Stocks and shares have formed an integral part of financial portfolios through the ages, but what are stocks?
A stock is a type of security that signifies ownership in a corporation and represents a claim on part of the corporation’s assets and earnings. Stocks are also known as equities and when you own stocks in a company, you are known as a shareholder.
There Are Two main types of stocks
There are two main types of stocks; which are known as ‘common’ stock and ‘preferred’ stock.
Common stock is what most people think of when they refer to stocks. Common stocks are those most often found in publicly listed companies, where the stocks are listed on a recognised exchange for trading. These stocks entitle the owner to vote at shareholder meetings and to receive dividends, but it does not guarantee these rights.
Preferred stock generally has preference over common stock in terms of dividends and voting rights, but it does not always have these rights. There are usually additional benefits to holding preferred stock over common stock, but there can also be caveats on holding periods if you acquire preferred stock prior to a company going public for example. Check the terms if this is the type of stock you are considering to ensure they match your needs.
What Benefits Do You Get When You Own Stocks
Owning stocks in a company does not mean that you own the whole company of course, but it does mean that you own a small piece of it, and as such, are able to have a voice and a vote on important issues.
Publicly traded companies are required to disclose their financial information to the public, whether they are shareholders or not, which gives investors some insight into the health of the company before they move to acquire a position.
Why buy stocks?
There are many reasons why people invest in stocks. Some people do so for the long-term, hoping to build equity in strong companies, potentially for retirement, or to draw an income from their dividend paying investments. Many others continue to invest for the short-term, looking to make quick profits, or take advantage of what they feel may be an undervalued company.

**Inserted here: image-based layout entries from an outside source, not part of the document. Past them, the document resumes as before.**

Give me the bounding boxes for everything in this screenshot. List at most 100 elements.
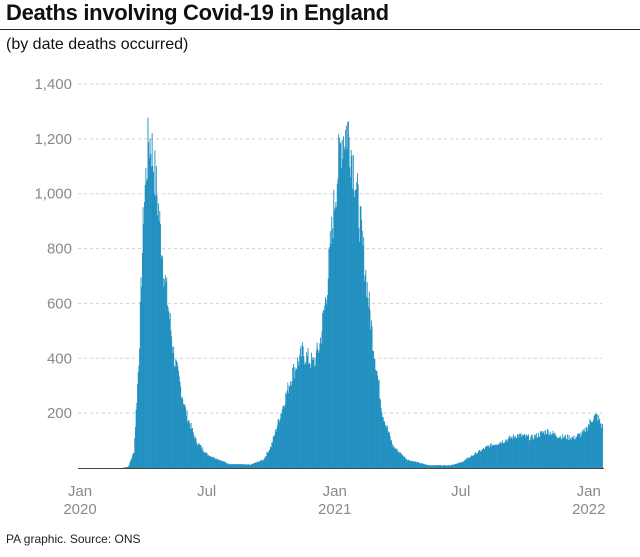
- bar: [460, 462, 461, 468]
- bar: [450, 464, 452, 468]
- bar: [345, 125, 347, 468]
- bar: [377, 381, 379, 468]
- bar: [497, 444, 499, 468]
- bar: [167, 305, 168, 468]
- bar: [592, 421, 594, 468]
- bar: [471, 455, 473, 468]
- bar: [543, 430, 545, 468]
- bar: [530, 436, 532, 468]
- bar: [126, 466, 128, 468]
- bar: [402, 456, 404, 468]
- bar: [213, 456, 215, 468]
- bar: [304, 362, 306, 468]
- bar: [405, 458, 406, 468]
- bar: [518, 437, 520, 468]
- bar: [344, 150, 346, 468]
- bar: [465, 459, 467, 468]
- bar: [136, 403, 138, 468]
- bar: [162, 278, 164, 468]
- bar: [579, 437, 581, 468]
- bar: [487, 445, 489, 468]
- bar: [370, 329, 372, 468]
- bar: [482, 449, 484, 468]
- bar: [492, 444, 494, 468]
- bar: [439, 465, 441, 468]
- bar: [457, 463, 459, 468]
- bar: [217, 459, 219, 468]
- bar: [336, 184, 338, 468]
- bar: [329, 231, 331, 468]
- bar: [166, 277, 168, 468]
- bar: [134, 427, 136, 468]
- bar: [349, 167, 351, 468]
- bar: [444, 465, 445, 468]
- bar: [365, 269, 367, 468]
- bar: [193, 434, 195, 468]
- bar: [450, 465, 452, 468]
- bar: [205, 452, 207, 468]
- bar: [308, 362, 310, 468]
- bar: [141, 252, 143, 468]
- bar: [261, 460, 263, 468]
- bar: [295, 368, 297, 468]
- bar: [332, 238, 334, 468]
- bar: [476, 453, 478, 468]
- bar: [430, 465, 432, 468]
- bar: [521, 435, 523, 468]
- bar: [399, 453, 401, 468]
- bar: [251, 463, 253, 468]
- bar: [154, 150, 156, 469]
- bar: [482, 448, 484, 468]
- bar: [289, 386, 291, 468]
- bar: [256, 461, 258, 468]
- bar: [466, 457, 468, 468]
- bar: [560, 439, 562, 468]
- bar: [547, 430, 549, 468]
- bar: [359, 206, 361, 468]
- bar: [272, 442, 273, 468]
- bar: [169, 318, 170, 468]
- bar: [464, 459, 466, 468]
- bar: [281, 409, 283, 468]
- bar: [478, 450, 480, 468]
- bar: [292, 367, 294, 468]
- bar: [295, 371, 296, 468]
- bar: [379, 399, 381, 468]
- bar: [426, 464, 428, 468]
- bar: [323, 310, 325, 468]
- bar: [534, 437, 536, 468]
- bar: [241, 464, 243, 468]
- bar: [439, 465, 441, 468]
- bar: [503, 442, 505, 468]
- bar: [386, 427, 388, 468]
- bar: [266, 452, 268, 468]
- bar: [507, 441, 509, 468]
- bar: [164, 275, 166, 468]
- bar: [243, 464, 245, 468]
- bar: [181, 396, 183, 468]
- bar: [238, 464, 240, 468]
- bar: [461, 461, 463, 468]
- bar: [499, 442, 501, 468]
- bar: [129, 462, 131, 468]
- bar: [537, 432, 539, 468]
- bar: [390, 440, 392, 468]
- bar: [519, 433, 521, 468]
- y-tick-label: 800: [47, 241, 72, 258]
- bar: [164, 279, 166, 468]
- bar: [263, 459, 265, 468]
- bar: [429, 465, 431, 468]
- bar: [588, 425, 590, 468]
- bar: [139, 301, 141, 468]
- bar: [201, 446, 203, 468]
- bar: [568, 435, 570, 468]
- bar: [141, 286, 143, 468]
- bar: [196, 442, 198, 468]
- bar: [374, 359, 376, 468]
- bar: [191, 429, 193, 468]
- bar: [130, 460, 132, 468]
- bar: [267, 452, 269, 468]
- bar: [379, 398, 381, 468]
- bar: [244, 464, 246, 468]
- bar: [273, 436, 275, 468]
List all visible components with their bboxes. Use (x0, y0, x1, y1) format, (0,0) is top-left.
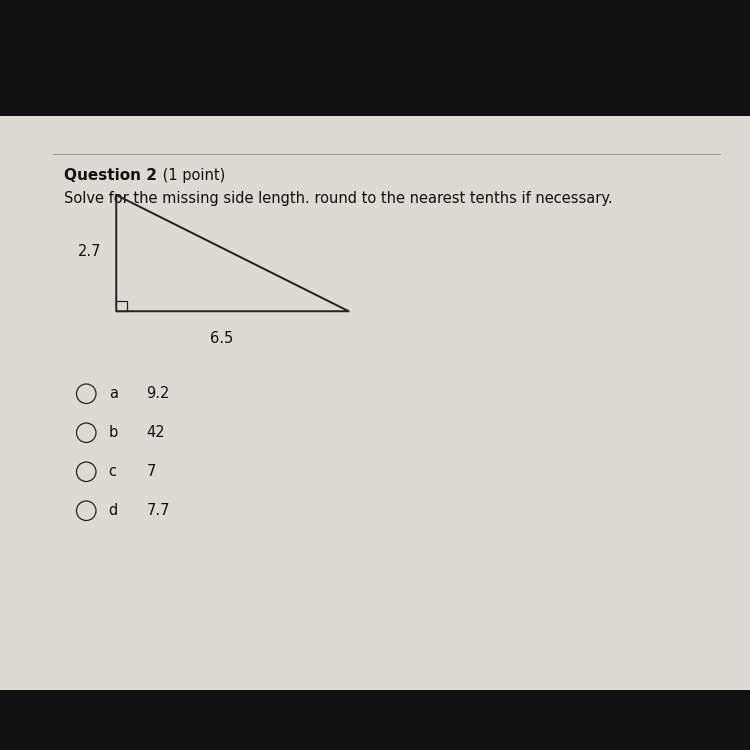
Text: Question 2: Question 2 (64, 168, 157, 183)
Text: c: c (109, 464, 117, 479)
Text: 9.2: 9.2 (146, 386, 170, 401)
Text: 42: 42 (146, 425, 165, 440)
Text: 7: 7 (146, 464, 156, 479)
Text: 6.5: 6.5 (209, 332, 232, 346)
Text: d: d (109, 503, 118, 518)
Text: 7.7: 7.7 (146, 503, 170, 518)
Text: 2.7: 2.7 (78, 244, 101, 259)
Text: b: b (109, 425, 118, 440)
Text: a: a (109, 386, 118, 401)
Text: Solve for the missing side length. round to the nearest tenths if necessary.: Solve for the missing side length. round… (64, 191, 612, 206)
Text: (1 point): (1 point) (158, 168, 225, 183)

Some people invest in stocks because they believe in the company and its products or services, or that the sector the company is in is poised for growth. Whatever the reason behind it, owning stocks can be a risky proposition. The stock market can be volatile and stock prices can go up or down, and to the initiated, seemingly without warning.
What else should you know about stocks
If you’re thinking about investing in stocks, there are a few things you should know.
First things first, you will want to read as many stocks educational guides as you can, and build a holistic base of knowledge of all aspects of the various exchanges, and market dynamics.
At some point, you’ll need to open a brokerage account or a trading account with an online broker that offers access to the stock market you are interested in. You can open a brokerage account with a traditional broker such as Interactive Brokers or Fidelity, or with an online broker such as eToro, or Public. The services they offer are quite different, so it is worth taking a decent amount of time to compare the relative strengths of different stock platforms.
You will also want to know how to value stocks from a fundamental perspective, as well as understand some of the differences between trading stocks and investing. Some of the basics you will want to do for valuation purposes include reading financial statements and other company disclosures, as well as following the news about the company and the broader market. It’s also a good idea to develop an investing strategy and to stick to it.
Once you’ve learned all there is to know about stocks, done your research, and developed a strategy with a clear timeline in mind, you’re about ready to start considering investing in stocks. When you purchase stocks, you can either buy them outright or you can purchase them through a mutual fund or ETF.
Mutual funds and ETFs are investment vehicles that pool money from many investors and invest it in a diversified portfolio of securities. Buying stocks through a mutual fund can be a good way to diversify your portfolio and to reduce the risk of investing in individual stocks but there are fees attached. Don’t jump head first into either method before doing your due diligence.
When you buy stocks, understand that you’re taking on a certain amount of risk, but if you’re smart about it and you do your research, investing in stocks can be a great way to begin your financial portfolio.